Hammurabi griff zu einem Trick. Er ließ sein Gesetz vervielfältigen und auf jeden Markt aufstellen. Immer sieht man ihn, wie er auf dem Thron sitzt und jemandem, der davorsteht, etwas diktiert. Eigentlich, würden jetzt die Historiker lamentieren, sei es umgekehrt: Der Sonnengott diktiert dem Hammurabi sein Gesetz.. So interpretiert man seit jeher das Relief, bevor es mit der Keilschrift losgeht. Wer je ein Büro mit Sekretärin mitbekommen hat, weiß, dass das nicht stimmen kann. Hammurabi diktiert, wenn überhaupt. Jedenfalls sitzt er mit einem kunstvoll getürmten Turban auf dem Haupt, während der andere stehen muss, und fuchtelt mit seinem Szepter. Der andere hat einen Helm auf und ist im Stand genau so groß wie der sitzende Hammurabi mit Vollbart und Königsrock. Dabei hält der mit dem Helm seine Hände so vor sich, als denke er sorgfältig über das nach, was er nun sagen will. Keine Frage, die Herrschaften diskutieren miteinander, nicht auf Augenhöhe. Aber der Turban macht das wett.

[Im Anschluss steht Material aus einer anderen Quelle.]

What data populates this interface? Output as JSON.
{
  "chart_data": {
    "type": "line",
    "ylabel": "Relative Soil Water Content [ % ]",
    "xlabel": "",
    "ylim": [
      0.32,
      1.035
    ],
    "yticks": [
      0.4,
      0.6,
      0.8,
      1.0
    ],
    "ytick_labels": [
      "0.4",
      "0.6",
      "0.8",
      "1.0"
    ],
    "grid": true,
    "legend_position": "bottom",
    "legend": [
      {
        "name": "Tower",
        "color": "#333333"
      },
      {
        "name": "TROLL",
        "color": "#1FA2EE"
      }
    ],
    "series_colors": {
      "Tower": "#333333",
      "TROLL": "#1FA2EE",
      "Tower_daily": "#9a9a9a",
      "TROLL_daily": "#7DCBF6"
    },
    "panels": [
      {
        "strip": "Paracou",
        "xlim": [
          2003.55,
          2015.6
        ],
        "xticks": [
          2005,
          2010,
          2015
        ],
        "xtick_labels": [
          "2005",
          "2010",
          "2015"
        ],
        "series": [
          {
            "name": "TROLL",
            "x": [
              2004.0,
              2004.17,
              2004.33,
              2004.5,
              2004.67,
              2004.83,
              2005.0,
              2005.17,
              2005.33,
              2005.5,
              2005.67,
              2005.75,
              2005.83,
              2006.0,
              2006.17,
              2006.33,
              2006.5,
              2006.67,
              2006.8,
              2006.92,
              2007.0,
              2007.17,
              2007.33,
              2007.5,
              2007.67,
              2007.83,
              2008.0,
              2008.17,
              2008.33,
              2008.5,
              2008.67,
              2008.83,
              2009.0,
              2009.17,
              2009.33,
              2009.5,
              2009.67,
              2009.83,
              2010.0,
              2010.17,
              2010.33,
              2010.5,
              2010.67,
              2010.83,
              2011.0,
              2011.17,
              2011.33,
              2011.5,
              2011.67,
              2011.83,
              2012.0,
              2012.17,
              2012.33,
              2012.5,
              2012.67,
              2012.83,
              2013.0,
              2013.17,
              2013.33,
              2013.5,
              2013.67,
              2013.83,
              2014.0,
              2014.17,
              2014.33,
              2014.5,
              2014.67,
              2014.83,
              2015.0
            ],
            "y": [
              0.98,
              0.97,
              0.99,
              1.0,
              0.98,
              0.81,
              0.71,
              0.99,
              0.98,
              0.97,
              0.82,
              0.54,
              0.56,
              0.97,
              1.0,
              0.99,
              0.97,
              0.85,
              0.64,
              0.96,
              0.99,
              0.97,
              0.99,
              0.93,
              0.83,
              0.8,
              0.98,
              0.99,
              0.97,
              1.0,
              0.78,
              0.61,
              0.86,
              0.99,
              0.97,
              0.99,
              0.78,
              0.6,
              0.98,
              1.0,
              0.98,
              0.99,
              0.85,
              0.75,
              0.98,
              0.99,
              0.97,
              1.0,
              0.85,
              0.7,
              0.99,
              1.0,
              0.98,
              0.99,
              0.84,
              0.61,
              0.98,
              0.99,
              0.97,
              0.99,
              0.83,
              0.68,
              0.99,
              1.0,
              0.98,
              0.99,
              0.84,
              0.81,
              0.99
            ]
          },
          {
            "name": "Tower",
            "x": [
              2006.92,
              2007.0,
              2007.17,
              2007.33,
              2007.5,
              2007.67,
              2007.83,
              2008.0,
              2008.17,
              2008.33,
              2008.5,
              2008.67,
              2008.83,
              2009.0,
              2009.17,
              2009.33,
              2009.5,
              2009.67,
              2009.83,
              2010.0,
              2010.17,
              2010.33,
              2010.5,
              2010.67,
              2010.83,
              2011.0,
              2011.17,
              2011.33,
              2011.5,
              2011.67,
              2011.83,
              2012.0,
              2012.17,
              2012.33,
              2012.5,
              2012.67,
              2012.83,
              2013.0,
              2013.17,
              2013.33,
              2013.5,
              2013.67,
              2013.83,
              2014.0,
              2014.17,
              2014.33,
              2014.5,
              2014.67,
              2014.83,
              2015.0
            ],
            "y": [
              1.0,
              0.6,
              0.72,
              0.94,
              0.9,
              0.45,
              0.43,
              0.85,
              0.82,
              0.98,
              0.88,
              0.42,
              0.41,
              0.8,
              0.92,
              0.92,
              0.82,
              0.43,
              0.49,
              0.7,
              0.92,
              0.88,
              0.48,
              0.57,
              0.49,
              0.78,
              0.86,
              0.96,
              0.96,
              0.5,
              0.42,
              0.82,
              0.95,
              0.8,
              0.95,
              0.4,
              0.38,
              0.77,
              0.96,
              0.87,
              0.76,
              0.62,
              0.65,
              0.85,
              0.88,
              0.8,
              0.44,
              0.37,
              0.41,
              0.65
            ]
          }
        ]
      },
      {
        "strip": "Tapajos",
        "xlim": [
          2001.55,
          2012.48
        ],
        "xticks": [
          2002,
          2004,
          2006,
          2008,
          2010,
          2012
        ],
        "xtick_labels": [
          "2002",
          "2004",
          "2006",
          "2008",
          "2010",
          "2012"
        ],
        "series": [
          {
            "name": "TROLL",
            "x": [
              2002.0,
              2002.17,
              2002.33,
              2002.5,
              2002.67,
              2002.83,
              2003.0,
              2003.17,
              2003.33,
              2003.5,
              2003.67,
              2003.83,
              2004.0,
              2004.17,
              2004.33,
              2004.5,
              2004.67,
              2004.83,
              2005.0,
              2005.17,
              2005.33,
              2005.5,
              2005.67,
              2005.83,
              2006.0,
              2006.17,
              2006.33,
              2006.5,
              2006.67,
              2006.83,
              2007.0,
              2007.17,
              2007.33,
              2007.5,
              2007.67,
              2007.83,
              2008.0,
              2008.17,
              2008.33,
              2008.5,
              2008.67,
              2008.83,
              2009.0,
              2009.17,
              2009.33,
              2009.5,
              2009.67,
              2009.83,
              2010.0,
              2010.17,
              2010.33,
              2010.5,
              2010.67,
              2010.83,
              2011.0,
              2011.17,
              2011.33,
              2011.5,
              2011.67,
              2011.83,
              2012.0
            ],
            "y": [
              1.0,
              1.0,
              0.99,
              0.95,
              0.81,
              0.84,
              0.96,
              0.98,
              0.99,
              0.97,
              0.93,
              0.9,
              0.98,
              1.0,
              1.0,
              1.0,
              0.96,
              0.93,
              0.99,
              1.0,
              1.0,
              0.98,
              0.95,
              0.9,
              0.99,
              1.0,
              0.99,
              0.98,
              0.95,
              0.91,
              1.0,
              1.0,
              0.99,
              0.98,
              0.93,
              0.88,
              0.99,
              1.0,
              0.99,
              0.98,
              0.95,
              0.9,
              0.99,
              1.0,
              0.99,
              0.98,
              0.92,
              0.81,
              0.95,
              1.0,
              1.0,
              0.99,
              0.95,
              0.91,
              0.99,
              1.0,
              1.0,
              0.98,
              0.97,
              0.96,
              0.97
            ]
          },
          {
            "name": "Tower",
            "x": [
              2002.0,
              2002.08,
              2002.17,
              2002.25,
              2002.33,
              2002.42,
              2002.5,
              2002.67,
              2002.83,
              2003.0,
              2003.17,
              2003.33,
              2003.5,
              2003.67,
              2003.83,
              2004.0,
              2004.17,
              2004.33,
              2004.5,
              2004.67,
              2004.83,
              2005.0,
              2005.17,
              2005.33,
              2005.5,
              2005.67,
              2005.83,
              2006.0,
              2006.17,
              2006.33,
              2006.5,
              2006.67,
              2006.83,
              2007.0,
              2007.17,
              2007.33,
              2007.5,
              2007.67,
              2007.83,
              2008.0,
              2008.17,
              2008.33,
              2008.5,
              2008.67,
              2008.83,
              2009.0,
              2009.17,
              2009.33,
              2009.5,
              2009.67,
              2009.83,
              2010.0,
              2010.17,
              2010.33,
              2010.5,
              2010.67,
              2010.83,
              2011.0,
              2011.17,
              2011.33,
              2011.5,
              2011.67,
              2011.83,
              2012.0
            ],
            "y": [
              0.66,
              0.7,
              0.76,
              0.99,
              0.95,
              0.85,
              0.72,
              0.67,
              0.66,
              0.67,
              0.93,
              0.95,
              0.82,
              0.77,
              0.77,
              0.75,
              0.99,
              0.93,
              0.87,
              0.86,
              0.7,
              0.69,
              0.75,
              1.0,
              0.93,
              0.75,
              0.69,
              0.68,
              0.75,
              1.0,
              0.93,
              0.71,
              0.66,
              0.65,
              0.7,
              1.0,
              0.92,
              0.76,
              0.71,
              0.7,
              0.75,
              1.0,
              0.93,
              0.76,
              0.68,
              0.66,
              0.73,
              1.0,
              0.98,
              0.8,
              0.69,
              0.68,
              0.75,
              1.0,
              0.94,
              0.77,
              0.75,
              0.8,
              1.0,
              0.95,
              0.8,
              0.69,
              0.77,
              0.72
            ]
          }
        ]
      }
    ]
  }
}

Wer da sitzt, hat auf jeden Fall dafür gesorgt, dass sein Gesetz überall in seinem Reich in Stein gemeißelt aufgestellt wird, nicht irgendwo, sondern vermutlich dort, wo Leute zusammenkommen, wahrscheinlich zu irgendwelchen Geschäften, also auf dem Marktplatz.

Von Hammurabi kann jeder Bundeskanzler lernen, Medienpräsenz, Autorität versprühend, alles was man heutzutage braucht, um Bundeskanzler zu sein. Besonders tragisch für den französischen Staatspräsidenten, dessen Amtszeit abläuft in der sicheren Gewissheit, dass der 4000 Jahre alte Gesetzesstein im Louvre nebenan immer noch gilt und hält. Papier ist geduldig, aber leicht verderblich. Ein Hammurabistein verschimmelt garantiert nicht. Was lässt der Bundeskanzler bei Gelegenheit ins Bundesgesetzblatt schreiben? Hat irgendwer schon einmal das Bundesgesetzblatt gelesen? Wer ist das, der Herr Bundeskanzler? Gibt's den überhaupt? Solche Fragen hat Bundeskanzler Hammurabi elegant gelöst, indem er seinem Steinmetz einen Dauerauftrag gab. Hammurabisteine gibt es nicht wie Sand am Meer. Sicher ist nur, dass es mehrere im Sand des Zweistromland gibt. Man muss nur graben. Die Archäologen brüllen schon. Auf nach Mesopotamien! Die dumme Bemerkung auf einer spanischen Druidenwebsite registrieren wir lächelnd beiseite. Berta wies auf das Exemplar auf dem Montserrat hin, worauf Ignacio kategorisch behauptete, das Ding sei nicht von Amurabi, sondern von Hammurabi und befinde sich seit hundert Jahren im Louvre.

Es fällt offenbar schwer sich vorzustellen, dass von einer Skulptur ein zweites Exemplar gefertigt worden sein soll. Ist ja auch eine Heidenarbeit. Heiden, das ist der Schlüssel. Der heidnische Steinmetz von Hammurabi - ein gut bezahlter Arbeiter wie am Fließband.

Eine Steinmetzschule hat er vielleicht auch begründet. Weiß wer davon? Würden jetzt nicht Journalisten auf dieser Geschichte Schwammerln züchten, könnte uns das alles egal sein - bis auf eins. Wo ist der Hammurabistein aus dem Nationalmuseum von Bagdad abgekommen? So kommen wir dem Kunstraub auf die Spur - und entdecken dabei die Ursprünge unseres Zusammenlebens.